The Pentagon on Thursday flight-tested a missile which had been banned under a treaty that the United States and Russia abandoned last summer.
The Pentagon has however declined to disclose specifics about the prototype missile configured to be armed with a non-nuclear warhead. It only said that the missile was launched from a static launch stand at Vandenberg Air Force Base in California.
It added the missile landed in the open Pacific Ocean. This is even as the United States Defense Department said the ballistic missile flew more than 500 kilometers.
The test comes amid growing uncertainty about the future of arms control. The last remaining treaty limitation on US and Russian nuclear weapons, the New START treaty of 2010 is scheduled to expire in February 2021.

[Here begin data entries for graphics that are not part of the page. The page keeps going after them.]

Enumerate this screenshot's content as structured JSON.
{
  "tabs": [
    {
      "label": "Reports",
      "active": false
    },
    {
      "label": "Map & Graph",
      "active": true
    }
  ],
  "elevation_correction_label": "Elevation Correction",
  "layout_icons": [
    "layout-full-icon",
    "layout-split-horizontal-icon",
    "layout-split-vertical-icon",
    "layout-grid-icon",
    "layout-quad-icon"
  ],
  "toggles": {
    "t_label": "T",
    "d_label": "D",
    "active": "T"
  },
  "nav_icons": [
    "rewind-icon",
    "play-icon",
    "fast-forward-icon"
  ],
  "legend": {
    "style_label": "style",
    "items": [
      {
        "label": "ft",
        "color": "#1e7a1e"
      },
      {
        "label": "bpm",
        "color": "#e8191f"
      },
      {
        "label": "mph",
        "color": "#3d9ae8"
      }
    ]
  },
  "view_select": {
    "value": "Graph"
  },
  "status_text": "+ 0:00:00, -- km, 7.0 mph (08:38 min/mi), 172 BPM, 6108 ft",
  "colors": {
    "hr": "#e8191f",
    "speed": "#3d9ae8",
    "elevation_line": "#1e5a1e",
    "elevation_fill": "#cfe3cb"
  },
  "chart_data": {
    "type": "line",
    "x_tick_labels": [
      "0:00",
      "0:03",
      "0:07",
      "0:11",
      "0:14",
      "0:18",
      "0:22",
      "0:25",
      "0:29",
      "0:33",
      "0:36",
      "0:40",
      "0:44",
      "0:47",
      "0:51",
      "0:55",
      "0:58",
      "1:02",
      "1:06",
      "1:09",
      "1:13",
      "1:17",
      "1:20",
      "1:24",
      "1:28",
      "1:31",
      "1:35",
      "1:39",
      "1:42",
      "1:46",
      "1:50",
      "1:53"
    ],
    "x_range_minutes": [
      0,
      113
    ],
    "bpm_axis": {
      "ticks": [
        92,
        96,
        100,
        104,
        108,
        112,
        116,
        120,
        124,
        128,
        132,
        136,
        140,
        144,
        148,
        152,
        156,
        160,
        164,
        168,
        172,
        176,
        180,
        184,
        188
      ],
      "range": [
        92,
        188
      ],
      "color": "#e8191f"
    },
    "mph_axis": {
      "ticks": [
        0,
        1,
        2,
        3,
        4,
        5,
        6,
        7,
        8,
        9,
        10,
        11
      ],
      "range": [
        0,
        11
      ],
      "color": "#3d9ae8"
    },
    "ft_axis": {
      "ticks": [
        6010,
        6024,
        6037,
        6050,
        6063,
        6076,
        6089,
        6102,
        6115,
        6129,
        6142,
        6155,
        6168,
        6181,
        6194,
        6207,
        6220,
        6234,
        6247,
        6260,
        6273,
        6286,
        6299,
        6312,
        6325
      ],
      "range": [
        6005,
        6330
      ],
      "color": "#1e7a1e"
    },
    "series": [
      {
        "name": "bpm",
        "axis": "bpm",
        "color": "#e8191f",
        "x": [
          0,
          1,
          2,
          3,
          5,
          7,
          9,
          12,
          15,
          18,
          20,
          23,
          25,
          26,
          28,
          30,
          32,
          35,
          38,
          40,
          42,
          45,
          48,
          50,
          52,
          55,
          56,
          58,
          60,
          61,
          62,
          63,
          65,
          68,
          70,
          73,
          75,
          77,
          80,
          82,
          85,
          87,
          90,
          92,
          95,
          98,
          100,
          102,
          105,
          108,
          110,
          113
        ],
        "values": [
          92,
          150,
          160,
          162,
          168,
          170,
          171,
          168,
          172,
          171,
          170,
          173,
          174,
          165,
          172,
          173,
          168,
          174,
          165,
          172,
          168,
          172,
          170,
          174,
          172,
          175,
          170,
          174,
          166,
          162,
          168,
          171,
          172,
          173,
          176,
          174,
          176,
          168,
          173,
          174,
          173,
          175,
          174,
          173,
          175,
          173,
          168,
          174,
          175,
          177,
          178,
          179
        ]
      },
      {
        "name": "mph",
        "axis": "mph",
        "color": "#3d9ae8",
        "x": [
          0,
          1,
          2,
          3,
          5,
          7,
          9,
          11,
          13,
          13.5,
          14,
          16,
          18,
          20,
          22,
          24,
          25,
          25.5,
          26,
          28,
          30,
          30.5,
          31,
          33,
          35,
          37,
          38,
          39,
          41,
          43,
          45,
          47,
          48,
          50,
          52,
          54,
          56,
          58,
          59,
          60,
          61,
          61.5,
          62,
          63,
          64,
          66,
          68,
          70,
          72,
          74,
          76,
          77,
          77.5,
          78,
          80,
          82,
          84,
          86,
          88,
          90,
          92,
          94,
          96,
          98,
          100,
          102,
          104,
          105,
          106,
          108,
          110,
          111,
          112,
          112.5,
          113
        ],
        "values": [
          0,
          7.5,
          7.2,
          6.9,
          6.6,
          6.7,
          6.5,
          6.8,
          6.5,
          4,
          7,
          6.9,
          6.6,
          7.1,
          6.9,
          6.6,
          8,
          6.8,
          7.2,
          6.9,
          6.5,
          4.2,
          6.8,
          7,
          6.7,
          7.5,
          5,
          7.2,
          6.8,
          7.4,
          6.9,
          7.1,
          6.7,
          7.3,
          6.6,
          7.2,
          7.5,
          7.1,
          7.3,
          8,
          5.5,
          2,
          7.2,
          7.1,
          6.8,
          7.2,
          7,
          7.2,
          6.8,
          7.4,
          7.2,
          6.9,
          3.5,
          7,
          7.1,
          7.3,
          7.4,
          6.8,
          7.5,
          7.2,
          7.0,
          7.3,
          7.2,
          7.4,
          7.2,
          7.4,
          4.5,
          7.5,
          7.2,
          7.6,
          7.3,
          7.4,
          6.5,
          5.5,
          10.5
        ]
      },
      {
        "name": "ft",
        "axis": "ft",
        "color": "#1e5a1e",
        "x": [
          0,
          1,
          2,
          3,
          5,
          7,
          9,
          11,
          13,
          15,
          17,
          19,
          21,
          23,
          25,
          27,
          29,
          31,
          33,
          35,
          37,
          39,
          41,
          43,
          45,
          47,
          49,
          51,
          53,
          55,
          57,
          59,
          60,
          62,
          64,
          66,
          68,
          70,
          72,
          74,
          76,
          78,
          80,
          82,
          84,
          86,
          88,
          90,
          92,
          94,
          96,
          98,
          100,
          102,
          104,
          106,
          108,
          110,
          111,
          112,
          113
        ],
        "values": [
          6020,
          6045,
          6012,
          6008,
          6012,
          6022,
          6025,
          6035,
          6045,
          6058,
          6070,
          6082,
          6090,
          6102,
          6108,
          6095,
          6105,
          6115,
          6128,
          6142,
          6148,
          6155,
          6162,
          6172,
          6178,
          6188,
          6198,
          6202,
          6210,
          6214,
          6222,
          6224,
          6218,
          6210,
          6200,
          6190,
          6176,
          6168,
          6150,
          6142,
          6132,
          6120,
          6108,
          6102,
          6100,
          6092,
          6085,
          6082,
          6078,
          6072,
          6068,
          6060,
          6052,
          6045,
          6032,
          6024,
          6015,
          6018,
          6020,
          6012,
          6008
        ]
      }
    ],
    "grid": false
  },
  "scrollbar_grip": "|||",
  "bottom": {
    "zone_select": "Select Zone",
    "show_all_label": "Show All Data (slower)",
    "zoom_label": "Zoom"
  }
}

That treaty can be extended for as long as five years without requiring a renegotiation of its main terms and the Trump administration has indicated little interest in doing so.
Under the 1987 Intermediate-range Nuclear Forces (INF) treaty, land-based cruise and ballistic missiles with a range between 500 kilometers and 5,500 kilometers were prohibited.
The Trump administration chose to abandon the INF treaty, saying that while it had adhered to the treaty’s limitations, Russia had violated it by deploying a non-compliant cruise missile aimed at US allies in Europe.
Shortly after exiting the treaty in August, the Pentagon flight-tested an INF-range cruise missile.